André wanted several of his relatives to be there for his first Supreme Court appearance. Arguing lawyers are typically allotted six tickets but he was able to find a few more. His in-laws came down from New York and, beyond his Court appearance, some of them saw his newborn son for the first time. His wife, Sarah—an attorney who just completed a clerkship in the 9th Circuit—also attended.

“Walking into the Supreme Court is awe-inspiring,” André says. “What struck me is how everyone tried to make me feel comfortable, from the clerks to the deputy marshals. They kept asking things like, ‘Do you have enough water in your glass?’ It was like being in a three-star restaurant.”

Arguing before the Supreme Court is the inverse of lower courts, he says. “You start with your punch line, because the justices can interrupt with a question at any time. If they don’t interrupt, then you lay the foundation down.”

That first case brought a 9-0 decision in his favor. In the Court’s opinion, Chief Justice John Roberts cited two “obscure, lower court” cases that André had never heard of. “The cases were in support of my position, but that was an important lesson for a workaholic like me,” he says. “No matter how exhaustive you think you’ve been, there is always more you can do.”

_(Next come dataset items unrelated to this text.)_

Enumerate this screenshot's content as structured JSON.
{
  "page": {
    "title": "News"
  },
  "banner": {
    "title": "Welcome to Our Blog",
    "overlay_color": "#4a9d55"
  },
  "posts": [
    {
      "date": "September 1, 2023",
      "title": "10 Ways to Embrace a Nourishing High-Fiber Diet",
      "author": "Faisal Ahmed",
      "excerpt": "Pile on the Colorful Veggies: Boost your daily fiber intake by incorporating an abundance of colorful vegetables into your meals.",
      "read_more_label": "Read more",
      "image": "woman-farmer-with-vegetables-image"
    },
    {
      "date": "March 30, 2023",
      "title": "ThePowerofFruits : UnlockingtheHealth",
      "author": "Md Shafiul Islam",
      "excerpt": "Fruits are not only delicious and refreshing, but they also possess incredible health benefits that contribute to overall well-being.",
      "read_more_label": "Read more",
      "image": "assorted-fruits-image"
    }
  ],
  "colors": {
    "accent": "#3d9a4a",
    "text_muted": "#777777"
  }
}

His next Supreme Court case a few months later concerned the rights of parents of disabled children to litigate special-education disputes in federal court without retaining a lawyer. Justice Antonin Scalia acknowledged André’s previous appearance but wasn’t supportive of his case. When André discussed the merits of having district judges rule on the special-education cases, Scalia responded, “And do it right after reading pro se prisoner petitions, right? You’d have a nice evening’s work.”

André won a 7-2 decision in his favor, and Scalia authored the dissent.

Last October 29, one day shy of the one-year anniversary of his first appearance, André appeared before the Supreme Court a third time for another prisoner litigation case. The next month he left his practice to become an assistant U.S. attorney in the Central District of California (in Los Angeles).

“I won’t be arguing any cases before the Supreme Court—for a while at least,” he says ruefully. “If any of my cases do go to the Supreme Court, the solicitor general’s office will take them over.”